In vitro evaluation of methicillin-resistant and methicillin-sensitive Staphylococcus aureus susceptibility to Saudi honeys.
BMC Complement Altern Med. 2019 Jul 25 ;19(1):185. Epub 2019 Jul 25. PMID: 31345195
Muhammad Barkaat Hussain
BACKGROUND: Honey has been increasingly recognized as a potential therapeutic agent for treatment of wound infections. There is an urgent need for assessment and evaluation of the antibacterial properties against wound pathogens of honeys that have not yet been tested.

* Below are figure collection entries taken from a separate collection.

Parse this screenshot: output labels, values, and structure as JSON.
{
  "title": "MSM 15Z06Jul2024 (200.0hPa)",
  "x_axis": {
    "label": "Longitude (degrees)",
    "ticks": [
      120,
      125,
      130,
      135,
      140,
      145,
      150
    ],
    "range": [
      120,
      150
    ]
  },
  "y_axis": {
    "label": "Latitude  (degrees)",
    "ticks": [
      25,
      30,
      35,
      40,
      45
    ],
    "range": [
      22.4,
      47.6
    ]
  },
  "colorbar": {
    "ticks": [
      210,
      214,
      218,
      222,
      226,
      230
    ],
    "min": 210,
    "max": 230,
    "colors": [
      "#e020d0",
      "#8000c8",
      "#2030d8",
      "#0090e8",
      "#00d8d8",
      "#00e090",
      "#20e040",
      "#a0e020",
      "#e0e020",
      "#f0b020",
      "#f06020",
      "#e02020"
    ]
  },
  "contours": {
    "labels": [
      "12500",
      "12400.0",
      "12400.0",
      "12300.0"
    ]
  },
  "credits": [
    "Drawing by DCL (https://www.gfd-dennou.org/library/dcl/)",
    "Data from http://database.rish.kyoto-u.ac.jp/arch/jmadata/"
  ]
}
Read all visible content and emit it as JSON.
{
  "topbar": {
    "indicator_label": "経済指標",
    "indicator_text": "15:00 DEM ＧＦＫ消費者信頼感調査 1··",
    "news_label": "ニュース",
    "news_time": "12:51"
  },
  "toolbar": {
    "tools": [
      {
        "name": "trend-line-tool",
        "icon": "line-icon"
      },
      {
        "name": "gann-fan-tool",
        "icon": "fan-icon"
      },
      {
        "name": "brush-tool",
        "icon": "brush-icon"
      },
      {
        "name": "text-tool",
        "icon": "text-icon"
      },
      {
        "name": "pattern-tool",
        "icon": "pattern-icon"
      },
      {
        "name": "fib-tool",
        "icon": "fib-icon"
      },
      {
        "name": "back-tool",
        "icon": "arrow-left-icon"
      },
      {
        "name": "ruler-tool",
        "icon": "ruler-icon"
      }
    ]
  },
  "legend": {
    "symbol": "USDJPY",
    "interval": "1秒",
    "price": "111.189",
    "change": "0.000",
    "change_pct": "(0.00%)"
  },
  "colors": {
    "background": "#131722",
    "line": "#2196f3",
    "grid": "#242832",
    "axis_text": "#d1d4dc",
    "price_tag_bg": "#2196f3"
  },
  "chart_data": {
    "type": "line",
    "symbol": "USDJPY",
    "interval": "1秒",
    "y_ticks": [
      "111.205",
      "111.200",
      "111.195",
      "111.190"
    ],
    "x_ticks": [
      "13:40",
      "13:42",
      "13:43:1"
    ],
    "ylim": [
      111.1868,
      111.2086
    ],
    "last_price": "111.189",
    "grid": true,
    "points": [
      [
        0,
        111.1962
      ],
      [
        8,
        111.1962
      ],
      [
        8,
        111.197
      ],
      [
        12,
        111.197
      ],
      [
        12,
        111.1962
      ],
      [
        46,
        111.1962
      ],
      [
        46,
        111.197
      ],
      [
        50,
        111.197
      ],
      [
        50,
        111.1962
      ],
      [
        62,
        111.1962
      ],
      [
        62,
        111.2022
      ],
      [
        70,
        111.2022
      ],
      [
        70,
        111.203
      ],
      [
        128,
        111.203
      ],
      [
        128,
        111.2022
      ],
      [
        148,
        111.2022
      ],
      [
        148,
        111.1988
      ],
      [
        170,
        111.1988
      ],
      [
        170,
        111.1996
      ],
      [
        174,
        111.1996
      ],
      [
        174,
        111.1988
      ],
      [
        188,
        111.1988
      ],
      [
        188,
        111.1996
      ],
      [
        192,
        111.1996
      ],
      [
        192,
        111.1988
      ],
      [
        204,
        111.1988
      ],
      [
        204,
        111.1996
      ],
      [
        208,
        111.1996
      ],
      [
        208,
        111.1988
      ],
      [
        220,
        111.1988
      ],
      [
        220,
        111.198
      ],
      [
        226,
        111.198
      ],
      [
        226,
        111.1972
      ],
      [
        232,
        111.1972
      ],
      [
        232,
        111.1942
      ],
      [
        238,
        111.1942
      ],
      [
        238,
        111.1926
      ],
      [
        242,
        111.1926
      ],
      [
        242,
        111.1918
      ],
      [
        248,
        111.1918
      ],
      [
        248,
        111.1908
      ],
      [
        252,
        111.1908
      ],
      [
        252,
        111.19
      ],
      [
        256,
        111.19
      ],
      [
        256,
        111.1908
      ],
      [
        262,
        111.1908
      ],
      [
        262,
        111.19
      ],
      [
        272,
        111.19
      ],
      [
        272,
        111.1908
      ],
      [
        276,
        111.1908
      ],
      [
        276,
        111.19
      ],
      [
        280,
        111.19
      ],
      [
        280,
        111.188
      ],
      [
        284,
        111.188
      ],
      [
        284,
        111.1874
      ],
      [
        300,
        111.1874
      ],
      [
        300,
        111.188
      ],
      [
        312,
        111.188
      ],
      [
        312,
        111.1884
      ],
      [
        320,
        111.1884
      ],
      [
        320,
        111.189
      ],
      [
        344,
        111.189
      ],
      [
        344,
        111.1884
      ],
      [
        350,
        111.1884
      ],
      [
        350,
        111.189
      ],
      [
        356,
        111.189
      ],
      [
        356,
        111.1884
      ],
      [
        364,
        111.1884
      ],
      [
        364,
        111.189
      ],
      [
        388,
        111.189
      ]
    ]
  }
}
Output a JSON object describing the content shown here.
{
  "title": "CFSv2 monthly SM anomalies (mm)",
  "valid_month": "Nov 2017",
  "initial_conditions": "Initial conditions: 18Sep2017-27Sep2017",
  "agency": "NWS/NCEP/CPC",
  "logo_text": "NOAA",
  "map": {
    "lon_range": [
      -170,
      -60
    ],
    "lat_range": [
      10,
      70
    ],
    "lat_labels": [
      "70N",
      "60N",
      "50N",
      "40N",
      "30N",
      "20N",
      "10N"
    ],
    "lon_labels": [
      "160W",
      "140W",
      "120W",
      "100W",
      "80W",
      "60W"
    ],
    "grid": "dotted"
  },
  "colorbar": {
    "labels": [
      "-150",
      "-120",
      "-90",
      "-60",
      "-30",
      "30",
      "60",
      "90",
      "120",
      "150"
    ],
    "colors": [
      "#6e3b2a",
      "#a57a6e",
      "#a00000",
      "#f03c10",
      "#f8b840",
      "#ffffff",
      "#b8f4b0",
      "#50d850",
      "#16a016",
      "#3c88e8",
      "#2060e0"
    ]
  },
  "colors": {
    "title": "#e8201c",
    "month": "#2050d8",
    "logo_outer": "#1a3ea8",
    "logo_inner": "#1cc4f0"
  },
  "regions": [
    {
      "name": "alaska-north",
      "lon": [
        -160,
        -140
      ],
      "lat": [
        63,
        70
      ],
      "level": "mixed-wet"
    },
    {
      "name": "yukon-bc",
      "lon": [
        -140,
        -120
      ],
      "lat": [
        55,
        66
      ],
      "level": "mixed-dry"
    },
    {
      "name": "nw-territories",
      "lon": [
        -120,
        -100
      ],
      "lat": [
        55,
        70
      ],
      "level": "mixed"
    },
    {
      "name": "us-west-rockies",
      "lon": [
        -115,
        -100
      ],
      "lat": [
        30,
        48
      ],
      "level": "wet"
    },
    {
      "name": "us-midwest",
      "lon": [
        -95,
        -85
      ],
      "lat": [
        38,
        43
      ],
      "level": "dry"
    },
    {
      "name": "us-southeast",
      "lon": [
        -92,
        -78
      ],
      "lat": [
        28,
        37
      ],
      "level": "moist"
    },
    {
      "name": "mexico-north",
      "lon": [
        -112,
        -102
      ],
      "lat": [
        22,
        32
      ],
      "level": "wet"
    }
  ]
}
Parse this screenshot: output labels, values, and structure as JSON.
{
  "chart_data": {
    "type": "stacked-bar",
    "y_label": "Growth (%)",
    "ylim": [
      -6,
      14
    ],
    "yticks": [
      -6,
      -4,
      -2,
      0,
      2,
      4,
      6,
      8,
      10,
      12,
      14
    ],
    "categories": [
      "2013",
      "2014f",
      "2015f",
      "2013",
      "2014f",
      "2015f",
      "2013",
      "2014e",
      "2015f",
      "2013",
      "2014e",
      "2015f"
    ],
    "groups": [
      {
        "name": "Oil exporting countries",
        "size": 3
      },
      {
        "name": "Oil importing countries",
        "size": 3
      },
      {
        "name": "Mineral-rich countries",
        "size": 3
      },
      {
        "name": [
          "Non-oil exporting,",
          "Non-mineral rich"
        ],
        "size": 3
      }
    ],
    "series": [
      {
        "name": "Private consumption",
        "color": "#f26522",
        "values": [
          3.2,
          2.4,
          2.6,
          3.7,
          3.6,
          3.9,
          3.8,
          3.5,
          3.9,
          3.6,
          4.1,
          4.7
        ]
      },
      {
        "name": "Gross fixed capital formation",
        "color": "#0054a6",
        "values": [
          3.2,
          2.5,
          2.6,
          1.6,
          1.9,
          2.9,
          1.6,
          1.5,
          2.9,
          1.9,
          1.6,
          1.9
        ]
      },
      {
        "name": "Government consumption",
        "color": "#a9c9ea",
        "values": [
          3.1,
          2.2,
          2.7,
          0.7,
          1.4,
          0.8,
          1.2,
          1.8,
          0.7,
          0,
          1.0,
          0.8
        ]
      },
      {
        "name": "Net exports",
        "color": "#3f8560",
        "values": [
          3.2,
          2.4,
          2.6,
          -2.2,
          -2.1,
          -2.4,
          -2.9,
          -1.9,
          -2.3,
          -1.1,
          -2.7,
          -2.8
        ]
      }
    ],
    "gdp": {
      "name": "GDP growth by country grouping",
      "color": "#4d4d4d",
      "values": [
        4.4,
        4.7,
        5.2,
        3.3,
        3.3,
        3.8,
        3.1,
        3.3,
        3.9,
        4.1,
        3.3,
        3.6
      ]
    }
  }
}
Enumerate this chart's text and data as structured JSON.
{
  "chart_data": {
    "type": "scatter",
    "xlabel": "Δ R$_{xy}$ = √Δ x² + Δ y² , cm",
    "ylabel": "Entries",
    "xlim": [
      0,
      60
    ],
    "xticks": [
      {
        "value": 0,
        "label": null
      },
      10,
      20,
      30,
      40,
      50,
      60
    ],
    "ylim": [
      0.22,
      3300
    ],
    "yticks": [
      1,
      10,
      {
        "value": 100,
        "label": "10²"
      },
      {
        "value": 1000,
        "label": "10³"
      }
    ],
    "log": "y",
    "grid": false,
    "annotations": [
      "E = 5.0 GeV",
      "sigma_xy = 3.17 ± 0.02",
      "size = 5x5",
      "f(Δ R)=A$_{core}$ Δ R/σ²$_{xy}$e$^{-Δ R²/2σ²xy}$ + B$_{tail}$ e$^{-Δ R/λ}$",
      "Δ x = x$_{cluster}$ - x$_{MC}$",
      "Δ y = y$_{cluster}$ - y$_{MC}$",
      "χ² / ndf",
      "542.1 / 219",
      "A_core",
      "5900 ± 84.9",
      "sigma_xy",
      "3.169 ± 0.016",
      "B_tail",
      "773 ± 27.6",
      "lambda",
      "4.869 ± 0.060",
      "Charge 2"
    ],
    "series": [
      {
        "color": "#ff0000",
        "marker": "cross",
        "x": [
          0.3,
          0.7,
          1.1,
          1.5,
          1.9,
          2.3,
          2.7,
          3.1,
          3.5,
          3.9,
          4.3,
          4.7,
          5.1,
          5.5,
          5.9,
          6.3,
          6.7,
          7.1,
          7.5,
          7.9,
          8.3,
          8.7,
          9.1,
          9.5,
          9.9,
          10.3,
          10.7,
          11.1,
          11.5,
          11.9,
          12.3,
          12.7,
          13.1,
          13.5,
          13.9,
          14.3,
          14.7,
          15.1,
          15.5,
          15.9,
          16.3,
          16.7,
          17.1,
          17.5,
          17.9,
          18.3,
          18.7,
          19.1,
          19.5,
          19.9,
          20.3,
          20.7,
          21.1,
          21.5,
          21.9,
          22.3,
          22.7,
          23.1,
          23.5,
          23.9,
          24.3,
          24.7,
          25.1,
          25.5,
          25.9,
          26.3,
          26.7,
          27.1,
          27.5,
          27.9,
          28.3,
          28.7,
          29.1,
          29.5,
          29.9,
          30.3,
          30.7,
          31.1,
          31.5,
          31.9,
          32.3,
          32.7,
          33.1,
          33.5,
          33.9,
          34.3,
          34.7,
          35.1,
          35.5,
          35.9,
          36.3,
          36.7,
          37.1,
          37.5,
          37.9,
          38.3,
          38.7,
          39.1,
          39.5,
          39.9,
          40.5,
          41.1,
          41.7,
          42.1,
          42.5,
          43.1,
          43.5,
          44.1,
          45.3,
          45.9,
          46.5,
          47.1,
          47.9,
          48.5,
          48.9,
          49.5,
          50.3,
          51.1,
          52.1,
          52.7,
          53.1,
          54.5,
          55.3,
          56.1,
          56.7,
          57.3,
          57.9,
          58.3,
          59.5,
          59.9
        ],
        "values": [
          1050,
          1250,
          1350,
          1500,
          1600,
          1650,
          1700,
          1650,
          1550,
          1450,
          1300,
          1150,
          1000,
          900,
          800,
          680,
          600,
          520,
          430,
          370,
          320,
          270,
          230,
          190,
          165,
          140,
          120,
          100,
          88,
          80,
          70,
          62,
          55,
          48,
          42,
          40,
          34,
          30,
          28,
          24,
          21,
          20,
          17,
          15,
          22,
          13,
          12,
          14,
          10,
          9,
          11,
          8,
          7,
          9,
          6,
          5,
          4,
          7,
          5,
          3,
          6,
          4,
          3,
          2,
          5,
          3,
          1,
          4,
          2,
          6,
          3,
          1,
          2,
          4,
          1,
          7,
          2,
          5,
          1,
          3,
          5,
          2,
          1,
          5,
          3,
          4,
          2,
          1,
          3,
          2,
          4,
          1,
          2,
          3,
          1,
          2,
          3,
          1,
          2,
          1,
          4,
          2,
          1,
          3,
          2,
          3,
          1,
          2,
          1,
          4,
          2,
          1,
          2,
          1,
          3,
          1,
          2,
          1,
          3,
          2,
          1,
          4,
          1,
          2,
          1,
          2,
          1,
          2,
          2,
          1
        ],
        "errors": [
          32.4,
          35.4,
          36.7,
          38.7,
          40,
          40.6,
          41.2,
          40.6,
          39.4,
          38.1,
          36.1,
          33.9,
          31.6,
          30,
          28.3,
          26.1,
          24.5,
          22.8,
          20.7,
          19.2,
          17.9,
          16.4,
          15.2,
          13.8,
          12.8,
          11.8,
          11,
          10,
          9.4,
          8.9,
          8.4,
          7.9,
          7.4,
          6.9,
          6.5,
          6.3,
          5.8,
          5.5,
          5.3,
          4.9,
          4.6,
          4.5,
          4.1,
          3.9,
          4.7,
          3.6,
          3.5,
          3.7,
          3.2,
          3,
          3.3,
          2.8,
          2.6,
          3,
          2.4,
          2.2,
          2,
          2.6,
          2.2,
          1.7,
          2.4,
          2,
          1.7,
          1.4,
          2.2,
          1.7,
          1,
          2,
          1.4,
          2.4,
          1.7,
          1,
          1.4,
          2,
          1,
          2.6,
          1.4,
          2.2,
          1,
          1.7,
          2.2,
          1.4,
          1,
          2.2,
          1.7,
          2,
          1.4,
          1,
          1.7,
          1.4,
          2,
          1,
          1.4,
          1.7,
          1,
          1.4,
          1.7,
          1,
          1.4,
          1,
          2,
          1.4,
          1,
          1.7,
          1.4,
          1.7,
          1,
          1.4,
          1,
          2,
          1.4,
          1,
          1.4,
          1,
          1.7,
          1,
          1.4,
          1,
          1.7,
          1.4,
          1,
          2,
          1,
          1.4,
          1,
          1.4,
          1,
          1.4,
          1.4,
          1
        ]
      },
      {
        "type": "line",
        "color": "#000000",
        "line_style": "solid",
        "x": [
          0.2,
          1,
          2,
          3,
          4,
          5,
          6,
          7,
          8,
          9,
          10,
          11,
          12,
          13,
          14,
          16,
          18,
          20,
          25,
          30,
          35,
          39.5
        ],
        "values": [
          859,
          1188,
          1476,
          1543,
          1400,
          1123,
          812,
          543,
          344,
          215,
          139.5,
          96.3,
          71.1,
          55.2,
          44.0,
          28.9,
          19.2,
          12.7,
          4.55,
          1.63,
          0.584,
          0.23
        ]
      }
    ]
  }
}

METHODS: Ten Saudi honeys collected from different geographical locations were screened initially for their antibacterial potential against methicillin-resistant Staphylococcus aureus (MRSA) and methicillin-sensitive Staphylococcus aureus (MSSA) by the agar well diffusion method. Manuka honey (UMF-12) was used for comparison. Of the tested honeys, the honey that exhibited the greatest antibacterial activity in the agar well diffusion assay was further evaluated for its minimum inhibitory concentration (MIC) against ten MRSA clinical isolates and three American Type Culture Collection (ATCC) reference strains by the microbroth dilution method.
RESULTS: Locally produced honeys exhibited variable antibacterial activity against the tested isolates in the agar well diffusion assay. They were unable to exhibit antibacterial activity against MSSA and MRSA at 25% dilutions (w/v) in catalase solution. However, Sumra and Talha honeys showed a zone of inhibition at 50% dilutions (w/v) in catalase solution. This finding means that both honeys possess weak non-peroxide-based antibacterial activity. Moreover, Sumra honey showed a larger inhibition zone at 50 and 25% dilutions (w/v) in distilled water than Manuka honey against both MSSA and MRSA. This result demonstrates that Sumra honey has more hydrogen peroxide-related antibacterial activity or total antibacterial activity than Manuka honey. In addition, MIC results obtained through a microbroth dilution assay showed that Sumra honey inhibited the growth of all MRSA clinical isolates (n = 10) and reference strains [MRSA (ATCC 43300) and MSSA (ATCC 29213)] at lower concentrations (12.0% v/v) than those required for Manuka honey-mediated inhibition (14.0% v/v). This result means that Sumra honey has more peroxide or synergistic antibacterial activity than Manuka honey. An equivalent MIC (15.0% v/v) was observed for E. coli (ATCC 25922) between Manuka honey and Sumra honey.
CONCLUSIONS: Sumra honey may be used as an alternative therapeutic agent for infected wounds and burns, where additional hydrogen peroxide-related antibacterial activity is needed. In the future, the physiochemical characteristics of Sumra honey may be evaluated and standardized.